As cifras do acerto, que prevê o pagamento de indenização a cerca de 500 mulheres atacadas por Laurence G. Nassar, chegam a U$ 380 milhões. Entre as sobreviventes, há medalhistas olímpicas como Aly Raisman, McKayla Maroney e Simone Biles. Muitas relatam vários problemas de saúde mental — transtorno de estresse pós-traumático, depressão e ansiedade — decorrentes dos episódios de violência, que não foram poucos. É tão grave o quadro, que algumas chegaram à atitude mais extrema: atentar contra a própria vida.

Laurence G. Nassar está preso e assim há de permanecer. O ressarcimento monetário, embora não repare os incontáveis danos causados, mais do que uma compensação, representa o estabelecimento de uma premissa: as empresas — tal qual o poder público ou quaisquer organizações — não podem, por ação ou inação, concorrer para a perpetração de estupros.

O agressor nunca age sozinho. Ele se beneficia de uma rede de salvaguarda que, apesar de informal, efetiva-se pelo descaso. Não é por outra razão que a dívida milionária recairá sobre a Federação de Ginástica e o Comitê Olímpico e Paralímpico norte-americanos: ambos falharam gravemente ao não proteger a integridade das atletas ou oferecer o suporte necessário no momento das denúncias. Que as perdas financeiras imponham novas políticas e procedimentos internos capazes de prevenir a repetição e a perpetuação do erro.

No Brasil, a realidade não é diferente. A imprensa reportou casos que se deram de modo similar, na mesma modalidade esportiva, inclusive. Avolumam-se os relatos de violência sexual praticada por gente que desfruta de um aparato convencional de apoio, de templos religiosos a hospitais — sem contar as inúmeras ocorrências em ambientes privados, como bares, boates e locais de festa.

A verdade é que a delinquência sexual não pode ser debitada apenas na conta do abusador.
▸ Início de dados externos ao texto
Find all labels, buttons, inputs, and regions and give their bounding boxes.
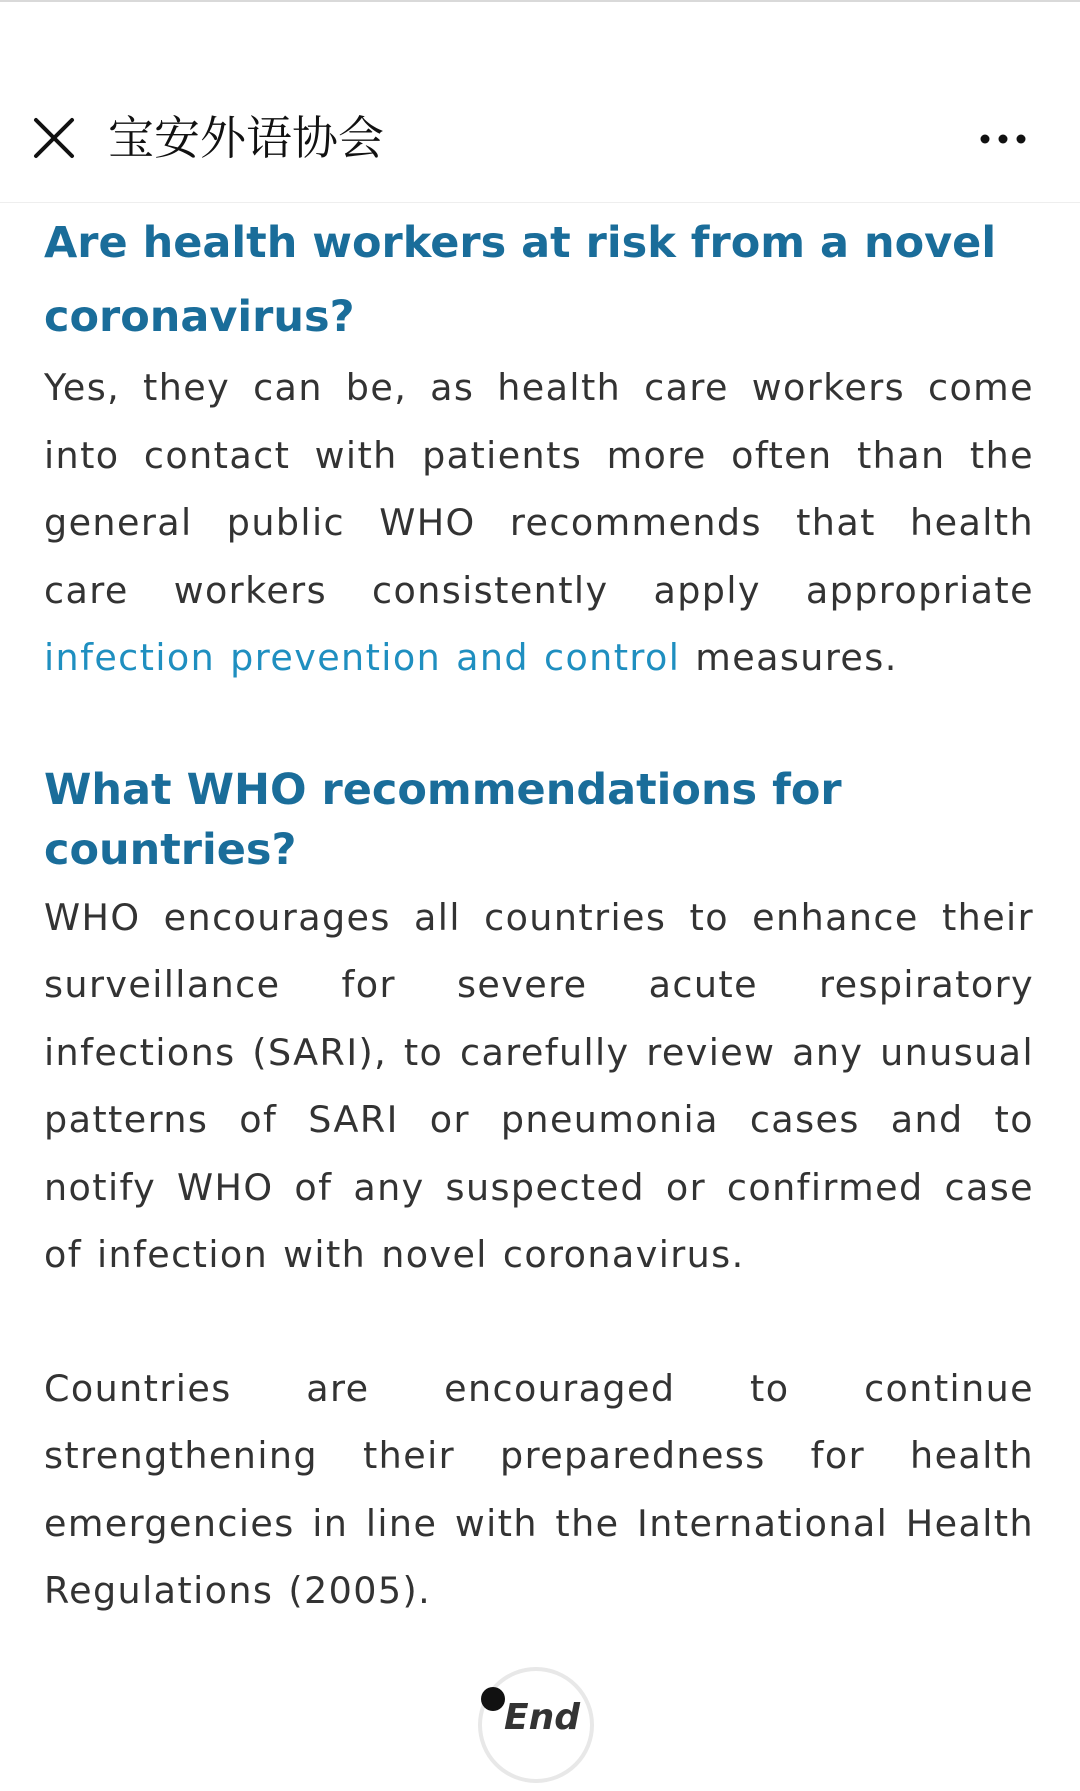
header-bar	[0, 2, 1080, 203]
close-button[interactable]	[30, 114, 78, 162]
paragraph-text: measures.	[680, 636, 898, 679]
more-button[interactable]	[975, 124, 1035, 154]
section-paragraph-health-workers	[44, 354, 1034, 692]
end-dot-icon	[481, 1687, 505, 1711]
infection-prevention-link[interactable]: infection prevention and control	[44, 636, 681, 679]
more-dots-icon	[975, 124, 1035, 154]
section-heading-health-workers: Are health workers at risk from a novel coronavirus?	[44, 218, 997, 342]
section-paragraph-preparedness: Countries are encouraged to continue strengthening their preparedness for health emergencies in line with the International Health Regulations (2005).	[44, 1366, 1034, 1612]
section-heading-who-recommendations: What WHO recommendations for countries?	[44, 764, 842, 875]
close-icon	[30, 114, 78, 162]
page-title: 宝安外语协会	[108, 111, 384, 165]
end-marker	[478, 1667, 596, 1785]
section-paragraph-surveillance: WHO encourages all countries to enhance their surveillance for severe acute respiratory infections (SARI), to carefully review any unusual patterns of SARI or pneumonia cases and to notify WHO of any suspected or confirmed case of infection with novel coronavirus.	[44, 895, 1034, 1276]
article-content	[44, 206, 1034, 1625]
paragraph-text: Yes, they can be, as health care workers come into contact with patients more often than the general public WHO recommends that health care workers consistently apply appropriate	[44, 366, 1034, 612]
end-label: End	[504, 1697, 580, 1738]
Por que, tendo a oportunidade de barrar as investidas, muitas entidades permanecem inertes? Partícipes ainda que indiretas do ultraje, devem ser intimadas a agir por uma questão de disseminação do exemplo: para que outras mulheres jamais sofram os mesmos assédios.

As corporações, independentemente de sua natureza e seus objetivos estratégicos, necessitam estar atentas às transgressões efetuadas sob seus domínios. Essa é a única forma de mobilizar o conjunto da sociedade para a resolução de um problema que não diz respeito somente àquelas que padeceram a agressão na pele, mas a todas nós, que um dia poderemos enfrentar circunstâncias semelhantes — ou nossas filhas, mães e irmãs.

Registraram-se grandes avanços nos últimos anos. A Lei Maria da Penha (Lei nº 11.340, de 7 de agosto de 2006) é a pedra angular da mudança de mentalidade que permitiu inovações igualmente importantes, como a Lei do Feminicídio (Lei nº 13.104, de 9 de março de 2015) e a Lei do Sinal Vermelho (Lei nº 14.188, de 28 de julho de 2021), que incentiva mulheres a pedir socorro por meio de um "X" na palma da mão. Eis os dispositivos de proteção legal que colocam o Brasil na vanguarda do campo legislativo mundial.

Agora, chegou o momento de dar mais um passo em direção ao fim da violência de gênero. É hora de as instituições criarem órgãos internos, como ouvidorias, capazes de, além de apurar as denúncias de violação, implementar práticas que propiciem um ambiente seguro para as mulheres e aqueles que estejam em situação de vulnerabilidade. A magistratura está pronta para dar a sua contribuição. O que não podemos fazer é cruzar os braços, sob pena de o futuro nos cobrar, com juros, a fatura da omissão.